Mask trash— hundreds of thousands of masks ending up in landfills and as litter in northern Ontario

Hundreds of thousands of masks are disposed of in northern Ontario every month of this pandemic. Most of them go to the landfill, but many also end up as litter on the ground.

Researchers are working on a way to make masks recyclable

Over the past year, masks have joined the usual litter of candy wrappers and coffee cups on the streets of northeastern Ontario. (Erik White/CBC)

Spring clean-ups are underway across northeastern Ontario.

And along with the usual candy wrappers and coffee cups, disposable plastic masks are also now often seen among the litter on the ground.

"I feel we've moved backwards a little bit and it's become a little more acceptable to litter," says Abby Obenchain, a member of the Sault Ste.

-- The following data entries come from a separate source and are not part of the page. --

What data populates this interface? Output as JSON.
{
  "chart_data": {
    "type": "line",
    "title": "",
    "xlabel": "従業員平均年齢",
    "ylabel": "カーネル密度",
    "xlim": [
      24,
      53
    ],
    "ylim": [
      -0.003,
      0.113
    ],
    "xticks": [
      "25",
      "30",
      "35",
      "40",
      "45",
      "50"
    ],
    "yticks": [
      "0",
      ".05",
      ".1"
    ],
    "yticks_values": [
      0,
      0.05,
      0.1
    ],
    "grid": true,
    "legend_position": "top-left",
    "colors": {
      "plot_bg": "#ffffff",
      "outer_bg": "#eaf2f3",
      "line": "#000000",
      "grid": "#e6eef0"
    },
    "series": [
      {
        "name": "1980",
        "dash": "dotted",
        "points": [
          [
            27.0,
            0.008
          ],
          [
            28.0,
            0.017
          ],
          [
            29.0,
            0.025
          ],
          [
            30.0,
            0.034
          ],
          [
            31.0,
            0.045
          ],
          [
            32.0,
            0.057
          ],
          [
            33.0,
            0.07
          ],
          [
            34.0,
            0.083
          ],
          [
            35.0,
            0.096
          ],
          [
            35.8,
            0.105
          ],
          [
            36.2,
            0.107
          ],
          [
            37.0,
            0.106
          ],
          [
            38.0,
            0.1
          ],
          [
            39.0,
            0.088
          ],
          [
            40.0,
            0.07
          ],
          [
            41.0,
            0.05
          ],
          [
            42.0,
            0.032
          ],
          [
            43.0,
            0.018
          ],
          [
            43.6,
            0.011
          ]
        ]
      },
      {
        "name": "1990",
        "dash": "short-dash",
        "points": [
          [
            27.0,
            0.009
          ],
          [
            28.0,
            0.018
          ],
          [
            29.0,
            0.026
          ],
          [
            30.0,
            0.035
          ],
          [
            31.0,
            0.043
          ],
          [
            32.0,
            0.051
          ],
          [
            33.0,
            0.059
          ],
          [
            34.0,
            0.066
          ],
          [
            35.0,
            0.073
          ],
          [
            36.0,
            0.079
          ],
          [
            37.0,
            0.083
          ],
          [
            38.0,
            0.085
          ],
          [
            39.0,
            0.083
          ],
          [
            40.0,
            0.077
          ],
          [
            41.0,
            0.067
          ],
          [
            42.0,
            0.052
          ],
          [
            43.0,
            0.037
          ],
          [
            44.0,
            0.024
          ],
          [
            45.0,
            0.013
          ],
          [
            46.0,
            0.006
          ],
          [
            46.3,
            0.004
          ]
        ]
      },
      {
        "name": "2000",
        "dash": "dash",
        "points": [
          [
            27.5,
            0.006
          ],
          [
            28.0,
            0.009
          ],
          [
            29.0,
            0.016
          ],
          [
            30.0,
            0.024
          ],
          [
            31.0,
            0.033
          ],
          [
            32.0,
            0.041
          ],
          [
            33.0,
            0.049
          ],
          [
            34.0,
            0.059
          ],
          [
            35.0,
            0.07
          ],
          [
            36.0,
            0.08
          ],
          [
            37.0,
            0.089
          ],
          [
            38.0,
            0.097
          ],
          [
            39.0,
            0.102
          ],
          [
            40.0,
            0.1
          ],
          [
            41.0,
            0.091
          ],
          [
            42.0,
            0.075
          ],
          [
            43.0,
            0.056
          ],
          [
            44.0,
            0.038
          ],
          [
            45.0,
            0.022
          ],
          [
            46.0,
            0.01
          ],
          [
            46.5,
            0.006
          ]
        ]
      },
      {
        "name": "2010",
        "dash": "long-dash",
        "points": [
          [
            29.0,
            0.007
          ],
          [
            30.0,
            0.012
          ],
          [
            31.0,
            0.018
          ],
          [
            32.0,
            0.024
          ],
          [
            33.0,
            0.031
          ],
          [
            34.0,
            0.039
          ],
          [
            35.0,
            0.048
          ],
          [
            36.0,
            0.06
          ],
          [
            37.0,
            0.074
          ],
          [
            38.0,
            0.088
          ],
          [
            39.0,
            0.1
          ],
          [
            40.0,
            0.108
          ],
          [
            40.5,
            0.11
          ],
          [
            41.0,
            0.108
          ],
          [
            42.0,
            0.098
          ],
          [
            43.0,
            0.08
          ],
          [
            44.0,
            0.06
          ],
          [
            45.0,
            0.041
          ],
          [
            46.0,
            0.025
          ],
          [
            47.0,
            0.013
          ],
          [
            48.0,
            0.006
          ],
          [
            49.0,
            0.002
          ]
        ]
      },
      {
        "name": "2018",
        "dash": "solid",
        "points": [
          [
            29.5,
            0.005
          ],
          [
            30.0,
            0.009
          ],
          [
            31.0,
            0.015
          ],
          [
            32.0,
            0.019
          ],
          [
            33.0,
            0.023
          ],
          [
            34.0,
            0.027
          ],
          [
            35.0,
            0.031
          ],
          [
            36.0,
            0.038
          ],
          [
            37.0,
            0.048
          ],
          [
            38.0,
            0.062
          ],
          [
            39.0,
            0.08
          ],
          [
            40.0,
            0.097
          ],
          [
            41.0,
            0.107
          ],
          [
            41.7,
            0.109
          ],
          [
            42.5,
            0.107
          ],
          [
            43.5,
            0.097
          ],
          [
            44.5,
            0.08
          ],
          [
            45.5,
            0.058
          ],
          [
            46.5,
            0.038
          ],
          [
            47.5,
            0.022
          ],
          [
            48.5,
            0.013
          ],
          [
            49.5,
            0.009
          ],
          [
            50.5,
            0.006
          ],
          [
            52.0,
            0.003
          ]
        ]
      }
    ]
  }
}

Marie environmental group Clean North. 

"'I don't know what to do with this mask, so I'm just going to drop it on the ground.'"

She'd like to see more workplaces encouraging employees to wear re-usable cloth masks and have more strategically placed garbage cans, preferably with open tops so people won't be squeamish about touching a lid to throw out their mask.

Even masks that are properly thrown out end up in the dump, because they can't be recycled.

Jean-Luc Labonte, the owner of R and D Recycling near North Bay, says his workers have been screening out masks and gloves mistakenly put in the blue box. (Erik White/CBC )

Jean-Luc Labonte owns R and D Recycling and processes the contents of blue boxes from across northeastern Ontario and a sorting plant just outside of North Bay.

Over the past year his staff have regularly been picking masks and gloves out of the bottles and cans and papers streaming by on the conveyor belts. 

"People are under the impression that everything is recyclable, but there is no market whatsoever for that material," says Labonte.

A sign at a Sudbury medical centre advises patients to throw masks in the garbage, but several could be seen on the ground outside on the side walk. (Erik White/CBC )

He says they stopped collecting the blue boxes from the North Bay hospital out of fear of COVID contamination. 

"Because it came from the hospital, we didn't want to take a chance. And we're trying to protect our people on the line too. If anything happened, we would have to close down," says Labonte.

The Sudbury hospital says it went through 265,000 masks last month, compared with about 40,000 per month pre-pandemic.

Health Sciences North says it does clean and re-use some gowns and eye wear, which is also done at Sault Area Hospital. 

A littered mask sits in front of Tom Davies Square, the Greater Sudbury city hall. (Erik White/CBC )

 A research team at McMaster University is trying to cut down on this medical waste by trying to develop a recyclable mask.

Engineering professor Rakeshu Sahu says separating the aluminum nose piece from the polymer mask and the polymer ear loops is one of the big challenges.

He says it could take years to make a new more recyclable mask design the industry standard and to figure out what the recycled material could be used for afterwards. 

"I see this problem is going to persist for at least a few years in the future and for that we need to have a solution," says Sahu. 

A disposable mask lies amidst the traffic on Larch Street in downtown Street. (Erik White/CBC)

Obenchain says talking about the environmental crisis during a public health emergency has been a tough conversation to have, but hopes it starts soon. 

"I totally get it. The immediate is what people are dealing with. And at a time of crisis, when people are worried about survival, they can't worry as much about the environment," she says. 

"We do need to think about the future. We do need to think about climate change. We do need to think about the health of our grandchildren. One day the pandemic is going to be over and these other problems are not going away."